Re: [PATCH 3/3] acpi,srat: reduce memory block size if CFMWS has a smaller alignment
From: Dan Williams
Date: Tue Oct 08 2024 - 12:47:00 EST
Gregory Price wrote:
> On Tue, Oct 08, 2024 at 09:58:35AM -0500, Ira Weiny wrote:
> > Gregory Price wrote:
> > > The CXL Fixed Memory Window allows for memory aligned down to the
> > > size of 256MB. However, by default on x86, memory blocks increase
> > > in size as total System RAM capacity increases.
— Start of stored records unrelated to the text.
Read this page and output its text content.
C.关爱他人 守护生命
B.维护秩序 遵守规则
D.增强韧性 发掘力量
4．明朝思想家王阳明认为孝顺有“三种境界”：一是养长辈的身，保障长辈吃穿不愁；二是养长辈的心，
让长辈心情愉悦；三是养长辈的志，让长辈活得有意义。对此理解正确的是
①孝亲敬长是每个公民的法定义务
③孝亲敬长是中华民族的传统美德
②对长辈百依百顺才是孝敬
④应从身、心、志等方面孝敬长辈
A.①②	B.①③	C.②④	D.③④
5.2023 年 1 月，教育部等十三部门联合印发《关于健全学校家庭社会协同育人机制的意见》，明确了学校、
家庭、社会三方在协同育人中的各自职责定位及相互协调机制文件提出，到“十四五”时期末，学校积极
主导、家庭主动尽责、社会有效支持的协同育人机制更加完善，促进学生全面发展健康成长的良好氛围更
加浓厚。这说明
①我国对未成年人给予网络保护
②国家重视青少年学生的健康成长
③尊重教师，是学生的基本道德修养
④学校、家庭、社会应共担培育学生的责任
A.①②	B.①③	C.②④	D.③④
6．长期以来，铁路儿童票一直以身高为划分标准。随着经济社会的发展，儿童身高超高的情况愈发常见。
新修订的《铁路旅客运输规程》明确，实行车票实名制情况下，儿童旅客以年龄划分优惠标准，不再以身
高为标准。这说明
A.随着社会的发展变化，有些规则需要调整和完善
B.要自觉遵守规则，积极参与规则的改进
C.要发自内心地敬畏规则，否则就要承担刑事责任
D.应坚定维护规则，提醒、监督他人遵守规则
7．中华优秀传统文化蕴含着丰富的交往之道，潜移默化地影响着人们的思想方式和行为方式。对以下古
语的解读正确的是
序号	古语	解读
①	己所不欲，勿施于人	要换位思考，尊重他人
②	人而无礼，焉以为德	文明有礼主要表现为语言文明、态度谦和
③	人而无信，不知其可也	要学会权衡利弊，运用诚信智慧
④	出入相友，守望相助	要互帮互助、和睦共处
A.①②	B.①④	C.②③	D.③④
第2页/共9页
On x86, this caps
> > > out at 2G when 64GB of System RAM is reached.
> > >
> > > When the CFMWS regions are not aligned to memory block size, this
> > > results in lost capacity on either side of the alignment.
> > >
> > > Parse all CFMWS to detect the largest common denomenator among all
> > > regions, and reduce the block size accordingly.
> > >
> > > This can only be done when MEMORY_HOTPLUG and SPARSEMEM configs are
> > > enabled, but the surrounding code may not necessarily require these
> > > configs, so build accordingly.
> > >
> > > Suggested-by: Dan Williams <dan.j.williams@xxxxxxxxx>
> > > Signed-off-by: Gregory Price <gourry@xxxxxxxxxx>
> > > ---
[..]
> > To help address David's comment as well;
> >
> > Is there a way to scan all the alignments of the windows and pass the
> > desired alignment to the arch in a new call and have the arch determine if
> > changing the order is ok?
> >
>
> At least on x86, it's only OK during init, so it would probably look like
> setting a static bit (like the global value in x86) and just refusing to
> update once it is locked.
>
> I could implement that on the x86 side as an example.
>
> FWIW: this was Dan's suggestion (quoting discord, sorry Dan!)
> ```
> I am assuming we would call it here
> drivers/acpi/numa/srat.c::acpi_parse_cfmws()
> which should be before page-allocator init
> ```
>
> It's only safe before page-allocator init (i.e. once blocks start getting
> populated and used), and this area occurs before that.
I will note though that drivers/acpi/numa/srat.c is always built-in, so
there is no need for set_memory_block_size_order() to be EXPORT_SYMBOL
for modules to play with, just an extern for NUMA init to access.